The main research of this laboratory revolves around the molecular basis of neuronal aging. We study how excess reactive oxygen species (ROS) modify K+ channels and how this process contributes to the progressive decline of neuronal function, which is part of normal aging as well as neurodegenerative disease. The journey into what at the time was uncharted territory began when we decided to test the idea that the ROS that build up in cells during aging may oxidize K+ channels causing neuronal failure. For that exploratory inquiry we took advantage of the simplicity and powerful genetics of Caenorhabditis elegans which indeed turned out to be an excellent tool to capture the essence of the problem. In short, we demonstrated that oxidation of a K+ channel named KVS-1 during aging causes sensorial decline in the worm. Encouraged by those results, we pursued our inquiry into vertebrates and found that KCNB1 (Kv2.1), a voltage-gated K+ channel abundant in the brain and homolog to KVS-1, is susceptible to redox.
We now know that oxidation of KCNB1 channels constitutes a pervasive mechanism of neurotoxicity. Oxidized KCNB1 channels are present in the post mortem human hippocampi of control aging donors and in significantly larger amounts in the hippocampi of Alzheimer's disease (AD) donors. Furthermore, KCNB1 oxidation increases neuronal loss and impairs cognitive function in mouse models of AD (3xTg-AD background) and traumatic brain injury (TBI). These two conditions are associated with multiple etiologies and pathogenic mechanisms but share robust oxidative stress and plaque formation. Moreover, in both AD and TBI mouse models, the toxic effects associated with oxidation of the KCNB1 channel are moderated by Dasatinib, a FDA-approved anti-cancer drug.

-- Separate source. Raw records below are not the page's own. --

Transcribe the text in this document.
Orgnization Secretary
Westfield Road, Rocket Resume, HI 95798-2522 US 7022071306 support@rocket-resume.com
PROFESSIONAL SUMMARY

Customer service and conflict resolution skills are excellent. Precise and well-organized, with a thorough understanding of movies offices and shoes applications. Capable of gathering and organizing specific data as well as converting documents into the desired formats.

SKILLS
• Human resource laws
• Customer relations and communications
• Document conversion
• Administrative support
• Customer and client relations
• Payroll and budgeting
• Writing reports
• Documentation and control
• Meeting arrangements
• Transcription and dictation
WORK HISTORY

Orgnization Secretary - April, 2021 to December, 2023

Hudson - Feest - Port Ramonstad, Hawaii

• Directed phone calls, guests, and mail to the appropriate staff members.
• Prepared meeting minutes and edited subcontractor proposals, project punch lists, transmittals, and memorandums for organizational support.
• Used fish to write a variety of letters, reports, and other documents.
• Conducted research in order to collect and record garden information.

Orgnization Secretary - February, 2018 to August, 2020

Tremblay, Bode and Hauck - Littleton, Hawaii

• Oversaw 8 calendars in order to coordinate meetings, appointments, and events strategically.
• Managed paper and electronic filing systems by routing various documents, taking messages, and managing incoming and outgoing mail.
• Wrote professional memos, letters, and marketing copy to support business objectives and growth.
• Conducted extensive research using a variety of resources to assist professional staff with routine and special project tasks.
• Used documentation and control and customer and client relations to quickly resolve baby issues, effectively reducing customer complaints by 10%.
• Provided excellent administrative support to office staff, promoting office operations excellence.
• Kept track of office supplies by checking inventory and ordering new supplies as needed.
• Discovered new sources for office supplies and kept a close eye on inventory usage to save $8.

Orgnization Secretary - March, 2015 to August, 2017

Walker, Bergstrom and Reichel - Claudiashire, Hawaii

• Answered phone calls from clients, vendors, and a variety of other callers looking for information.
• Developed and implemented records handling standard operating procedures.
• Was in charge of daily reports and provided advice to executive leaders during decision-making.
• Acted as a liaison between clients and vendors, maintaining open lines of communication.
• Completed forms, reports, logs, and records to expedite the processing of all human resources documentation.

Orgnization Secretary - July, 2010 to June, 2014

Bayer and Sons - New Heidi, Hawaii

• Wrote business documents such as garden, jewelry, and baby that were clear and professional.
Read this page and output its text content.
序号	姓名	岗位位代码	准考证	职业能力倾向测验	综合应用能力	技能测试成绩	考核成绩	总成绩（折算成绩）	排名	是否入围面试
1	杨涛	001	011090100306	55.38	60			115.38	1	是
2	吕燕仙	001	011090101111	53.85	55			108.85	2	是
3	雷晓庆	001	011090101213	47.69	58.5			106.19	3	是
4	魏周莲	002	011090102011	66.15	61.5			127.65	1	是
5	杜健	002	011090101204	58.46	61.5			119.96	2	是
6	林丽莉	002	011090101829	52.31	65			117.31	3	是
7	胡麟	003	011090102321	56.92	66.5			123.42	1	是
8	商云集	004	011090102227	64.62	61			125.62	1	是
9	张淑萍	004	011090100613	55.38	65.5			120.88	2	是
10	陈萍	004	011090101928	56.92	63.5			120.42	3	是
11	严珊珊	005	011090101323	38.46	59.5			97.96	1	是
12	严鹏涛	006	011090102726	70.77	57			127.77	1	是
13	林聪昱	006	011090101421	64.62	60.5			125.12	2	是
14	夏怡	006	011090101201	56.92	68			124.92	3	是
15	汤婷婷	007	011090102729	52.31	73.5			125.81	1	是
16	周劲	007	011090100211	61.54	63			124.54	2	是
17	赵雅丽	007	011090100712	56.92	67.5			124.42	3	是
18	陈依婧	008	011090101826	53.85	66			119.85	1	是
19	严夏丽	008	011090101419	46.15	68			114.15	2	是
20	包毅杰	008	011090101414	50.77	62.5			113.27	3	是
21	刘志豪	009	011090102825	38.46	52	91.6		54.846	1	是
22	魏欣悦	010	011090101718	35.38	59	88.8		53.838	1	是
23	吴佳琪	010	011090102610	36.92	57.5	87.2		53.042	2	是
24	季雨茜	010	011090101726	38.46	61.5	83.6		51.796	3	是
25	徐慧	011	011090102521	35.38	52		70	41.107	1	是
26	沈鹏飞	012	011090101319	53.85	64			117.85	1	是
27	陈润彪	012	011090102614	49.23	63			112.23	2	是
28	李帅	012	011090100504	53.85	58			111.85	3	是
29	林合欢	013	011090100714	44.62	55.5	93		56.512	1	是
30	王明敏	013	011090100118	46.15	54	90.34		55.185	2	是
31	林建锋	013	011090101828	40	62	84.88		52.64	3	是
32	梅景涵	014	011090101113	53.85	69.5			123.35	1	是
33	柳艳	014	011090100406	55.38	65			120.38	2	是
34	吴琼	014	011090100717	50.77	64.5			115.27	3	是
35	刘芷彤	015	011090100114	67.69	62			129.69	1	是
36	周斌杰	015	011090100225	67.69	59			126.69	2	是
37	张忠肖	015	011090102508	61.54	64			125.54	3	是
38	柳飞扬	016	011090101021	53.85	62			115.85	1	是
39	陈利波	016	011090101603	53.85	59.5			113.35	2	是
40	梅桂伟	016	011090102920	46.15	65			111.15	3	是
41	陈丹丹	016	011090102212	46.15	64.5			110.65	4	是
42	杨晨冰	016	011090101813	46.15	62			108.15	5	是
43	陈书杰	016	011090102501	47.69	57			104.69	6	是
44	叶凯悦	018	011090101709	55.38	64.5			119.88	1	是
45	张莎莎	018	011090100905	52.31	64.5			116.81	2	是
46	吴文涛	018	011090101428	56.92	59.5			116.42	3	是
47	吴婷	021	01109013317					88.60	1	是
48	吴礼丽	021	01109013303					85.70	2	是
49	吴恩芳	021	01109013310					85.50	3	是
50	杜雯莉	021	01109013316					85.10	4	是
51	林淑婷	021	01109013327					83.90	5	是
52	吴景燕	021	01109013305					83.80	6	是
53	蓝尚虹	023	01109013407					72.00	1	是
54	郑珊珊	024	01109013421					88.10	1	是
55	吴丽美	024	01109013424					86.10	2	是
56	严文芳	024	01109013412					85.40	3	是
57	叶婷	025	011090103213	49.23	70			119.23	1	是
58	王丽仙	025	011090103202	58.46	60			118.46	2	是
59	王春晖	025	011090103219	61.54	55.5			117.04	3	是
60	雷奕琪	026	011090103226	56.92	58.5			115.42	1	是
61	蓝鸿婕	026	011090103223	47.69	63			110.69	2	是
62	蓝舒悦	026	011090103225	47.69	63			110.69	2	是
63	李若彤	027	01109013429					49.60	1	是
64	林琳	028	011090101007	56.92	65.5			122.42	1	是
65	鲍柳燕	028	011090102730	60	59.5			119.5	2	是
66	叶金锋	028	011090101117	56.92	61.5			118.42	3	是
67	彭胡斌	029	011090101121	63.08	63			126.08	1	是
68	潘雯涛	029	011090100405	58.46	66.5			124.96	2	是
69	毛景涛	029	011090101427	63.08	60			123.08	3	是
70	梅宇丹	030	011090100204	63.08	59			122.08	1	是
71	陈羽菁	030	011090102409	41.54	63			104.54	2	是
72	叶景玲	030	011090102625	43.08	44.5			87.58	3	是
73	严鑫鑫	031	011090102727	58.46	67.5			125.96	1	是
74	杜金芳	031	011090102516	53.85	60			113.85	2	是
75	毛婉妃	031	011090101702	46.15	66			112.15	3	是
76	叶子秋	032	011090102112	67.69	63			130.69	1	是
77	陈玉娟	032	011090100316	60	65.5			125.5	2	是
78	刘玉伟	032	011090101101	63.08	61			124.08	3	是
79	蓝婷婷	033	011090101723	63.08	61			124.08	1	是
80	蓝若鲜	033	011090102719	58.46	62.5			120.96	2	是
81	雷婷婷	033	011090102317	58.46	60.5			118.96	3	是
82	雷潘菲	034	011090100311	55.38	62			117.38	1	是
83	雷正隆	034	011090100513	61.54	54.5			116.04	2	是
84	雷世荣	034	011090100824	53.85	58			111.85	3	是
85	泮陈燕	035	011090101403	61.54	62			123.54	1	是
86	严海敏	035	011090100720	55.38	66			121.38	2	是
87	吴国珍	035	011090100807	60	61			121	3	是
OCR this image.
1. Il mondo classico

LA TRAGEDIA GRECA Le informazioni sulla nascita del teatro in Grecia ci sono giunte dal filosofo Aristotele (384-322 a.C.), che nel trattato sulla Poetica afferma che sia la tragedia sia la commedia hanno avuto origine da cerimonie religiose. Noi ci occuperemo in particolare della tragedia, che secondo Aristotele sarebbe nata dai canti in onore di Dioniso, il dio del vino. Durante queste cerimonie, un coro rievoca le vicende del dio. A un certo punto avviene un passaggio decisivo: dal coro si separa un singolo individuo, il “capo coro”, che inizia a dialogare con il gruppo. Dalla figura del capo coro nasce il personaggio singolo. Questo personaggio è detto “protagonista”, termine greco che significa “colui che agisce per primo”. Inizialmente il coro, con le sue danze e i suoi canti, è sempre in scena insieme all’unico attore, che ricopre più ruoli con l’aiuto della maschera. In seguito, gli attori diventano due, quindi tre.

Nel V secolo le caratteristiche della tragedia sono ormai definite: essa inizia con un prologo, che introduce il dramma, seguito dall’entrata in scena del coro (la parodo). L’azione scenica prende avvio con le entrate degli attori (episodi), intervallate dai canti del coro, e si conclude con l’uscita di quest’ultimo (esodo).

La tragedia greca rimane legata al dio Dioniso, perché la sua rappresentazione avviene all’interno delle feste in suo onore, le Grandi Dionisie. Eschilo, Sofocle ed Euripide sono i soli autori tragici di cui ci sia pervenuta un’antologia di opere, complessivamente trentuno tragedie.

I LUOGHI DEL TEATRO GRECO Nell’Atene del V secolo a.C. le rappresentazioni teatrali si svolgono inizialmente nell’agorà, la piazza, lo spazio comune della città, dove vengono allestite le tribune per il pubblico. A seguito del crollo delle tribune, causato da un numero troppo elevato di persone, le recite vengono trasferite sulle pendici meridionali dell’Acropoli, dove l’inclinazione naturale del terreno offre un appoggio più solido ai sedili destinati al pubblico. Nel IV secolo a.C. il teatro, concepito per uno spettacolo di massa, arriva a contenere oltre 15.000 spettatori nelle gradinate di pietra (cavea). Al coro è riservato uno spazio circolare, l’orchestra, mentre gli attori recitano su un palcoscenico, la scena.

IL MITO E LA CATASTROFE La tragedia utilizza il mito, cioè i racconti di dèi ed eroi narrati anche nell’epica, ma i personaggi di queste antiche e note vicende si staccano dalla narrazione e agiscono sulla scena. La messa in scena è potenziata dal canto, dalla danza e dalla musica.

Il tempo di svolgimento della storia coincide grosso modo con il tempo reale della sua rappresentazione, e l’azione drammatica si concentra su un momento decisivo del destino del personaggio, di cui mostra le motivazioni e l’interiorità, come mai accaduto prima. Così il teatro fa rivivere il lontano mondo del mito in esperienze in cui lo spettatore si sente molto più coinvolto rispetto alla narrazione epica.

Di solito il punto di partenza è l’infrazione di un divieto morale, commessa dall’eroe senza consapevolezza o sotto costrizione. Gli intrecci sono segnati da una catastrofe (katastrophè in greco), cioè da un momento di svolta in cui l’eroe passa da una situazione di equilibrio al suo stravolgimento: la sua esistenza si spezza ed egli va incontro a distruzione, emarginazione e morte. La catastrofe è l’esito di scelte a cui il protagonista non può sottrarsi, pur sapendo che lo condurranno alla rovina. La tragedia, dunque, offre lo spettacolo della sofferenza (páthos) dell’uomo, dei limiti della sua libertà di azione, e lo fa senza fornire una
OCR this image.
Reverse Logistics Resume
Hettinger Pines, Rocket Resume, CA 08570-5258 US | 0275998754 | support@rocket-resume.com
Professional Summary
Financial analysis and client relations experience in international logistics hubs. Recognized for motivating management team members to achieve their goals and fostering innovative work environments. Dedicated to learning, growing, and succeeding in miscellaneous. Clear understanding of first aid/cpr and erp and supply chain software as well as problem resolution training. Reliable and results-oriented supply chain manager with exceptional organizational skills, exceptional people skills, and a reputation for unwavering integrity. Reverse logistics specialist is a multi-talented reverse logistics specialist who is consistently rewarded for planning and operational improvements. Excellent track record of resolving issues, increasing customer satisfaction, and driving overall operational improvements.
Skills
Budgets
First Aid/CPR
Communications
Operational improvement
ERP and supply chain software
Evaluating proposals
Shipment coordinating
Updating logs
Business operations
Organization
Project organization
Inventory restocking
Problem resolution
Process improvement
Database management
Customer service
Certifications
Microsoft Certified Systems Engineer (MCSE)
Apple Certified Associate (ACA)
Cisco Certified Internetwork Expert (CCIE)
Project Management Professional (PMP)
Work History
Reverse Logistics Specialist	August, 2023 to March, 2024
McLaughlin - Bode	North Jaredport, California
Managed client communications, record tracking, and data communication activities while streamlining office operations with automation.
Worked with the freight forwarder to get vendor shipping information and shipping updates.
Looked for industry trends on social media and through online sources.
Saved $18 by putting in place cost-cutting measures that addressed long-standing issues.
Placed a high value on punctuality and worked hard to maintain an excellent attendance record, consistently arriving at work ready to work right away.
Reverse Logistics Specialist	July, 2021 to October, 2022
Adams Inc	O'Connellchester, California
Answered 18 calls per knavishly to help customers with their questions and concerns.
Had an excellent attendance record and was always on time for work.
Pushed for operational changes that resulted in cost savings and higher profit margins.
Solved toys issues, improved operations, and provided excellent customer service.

Current projects focus on elucidating the molecular basis for the neurotoxic effects of KCNB1 oxidation, to identify and characterize common neurotoxic pathways in the AD and the TBI brains and to clinically test the potential therapeutic of Dasatinib for the treatment of Alzheimer's disease. We employ genetics, behavioral analysis, biochemistry, histochemistry and electrophysiology techniques.
A second line of research, seeks to transform patented technology developed in the lab into a commercial reality. This effort uses C. elegans as a proxy to identify potentially efficacious drugs during the early stages of the screening process. Currently, we are working in collaboration with a major pharmaceutical company to validate our technology to industry standards.
The research of the laboratory is funded by the National Institutes of Health and by the National Science Foundation.